A small object of mass 2.60 g and charge -17 µC "floats" in a uniform electric field. What is the magnitude and direction of the electric field?
Solve
Q*E = M*g
to get the field, E. The units will be Newtons per Coulomb
The direction of the E field must be down, so that the electrostatic force on the negative particle will be up.
2.60*17
To find the magnitude and direction of the electric field, we can use the equation F = qE, where F is the electrostatic force acting on the object, q is the charge of the object, and E is the electric field.
Since the object "floats," it means that the electrostatic force acting on it is exactly balanced by another force (such as gravity or tension in a string). In this case, we can assume that the gravitational force is negligible compared to the electrostatic force.
So, let's start by calculating the electrostatic force acting on the object using the given mass and charge.

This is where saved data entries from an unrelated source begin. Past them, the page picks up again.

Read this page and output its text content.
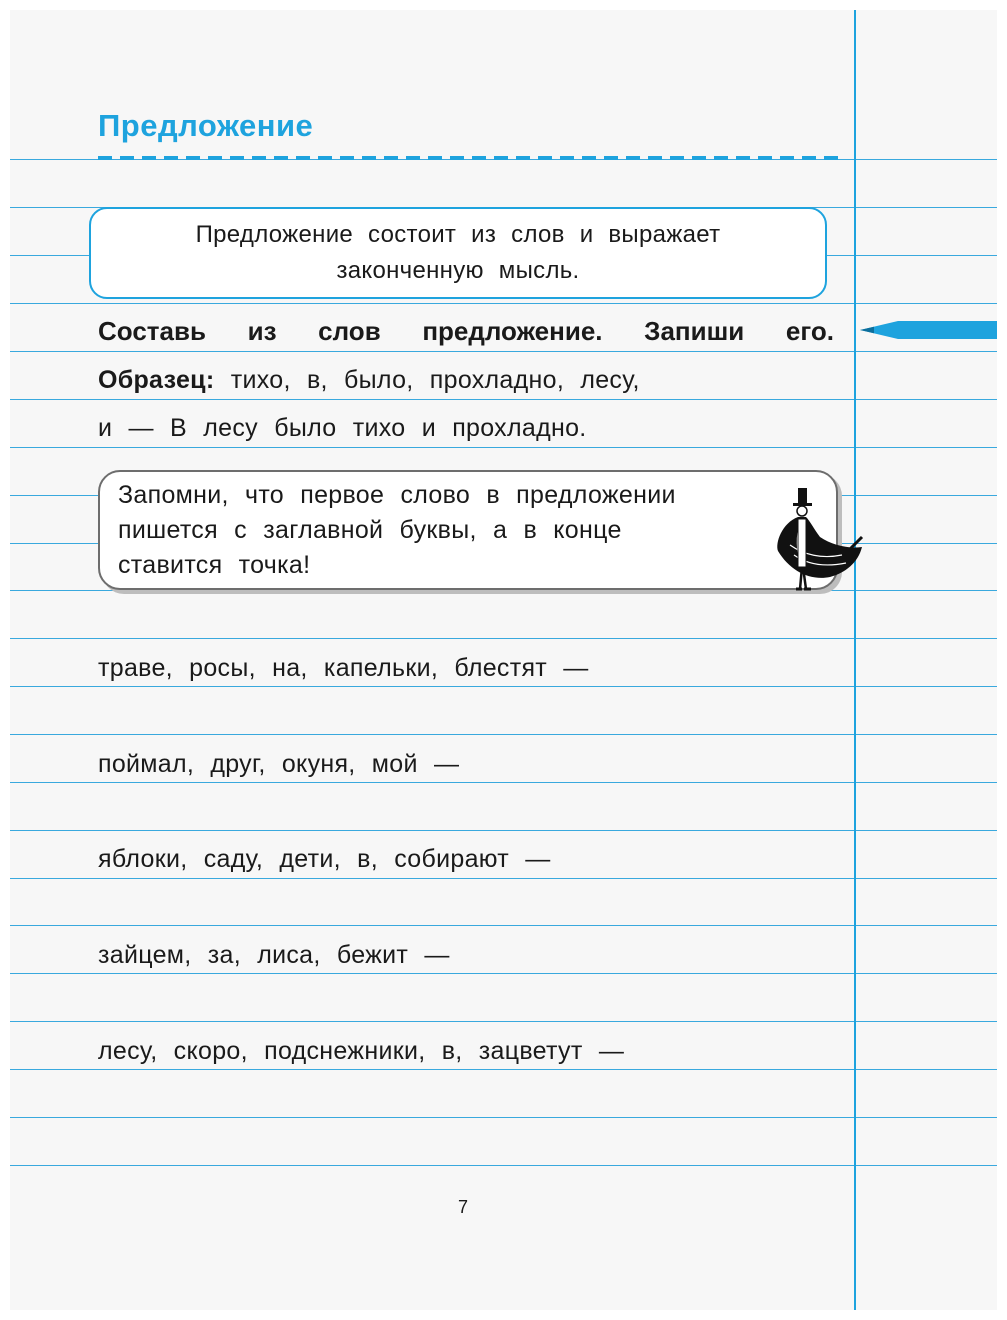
Предложение
Предложение состоит из слов и выражает законченную мысль.
Составь из слов предложение. Запиши его.
Образец: тихо, в, было, прохладно, лесу,
и — В лесу было тихо и прохладно.
Запомни, что первое слово в предложении
пишется с заглавной буквы, а в конце
ставится точка!
траве, росы, на, капельки, блестят —
поймал, друг, окуня, мой —
яблоки, саду, дети, в, собирают —
зайцем, за, лиса, бежит —
лесу, скоро, подснежники, в, зацветут —
7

Step 1: Convert the mass from grams to kilograms:
Mass = 2.60 g = 2.60 × 10^(-3) kg
Step 2: Substitute the given values into the equation for the electrostatic force:
F = qE
F = (-17 × 10^(-6) C) × E
Step 3: Set the electrostatic force equal to zero since the object "floats":
0 = (-17 × 10^(-6) C) × E
Now, solve for the electric field (E):
E = 0 / (-17 × 10^(-6) C)
E = 0 N/C
The magnitude of the electric field is 0 N/C, which means the electric field is effectively zero.
Since the electrostatic force is balanced and the object is not experiencing any net force, we cannot determine the direction of the electric field in this case.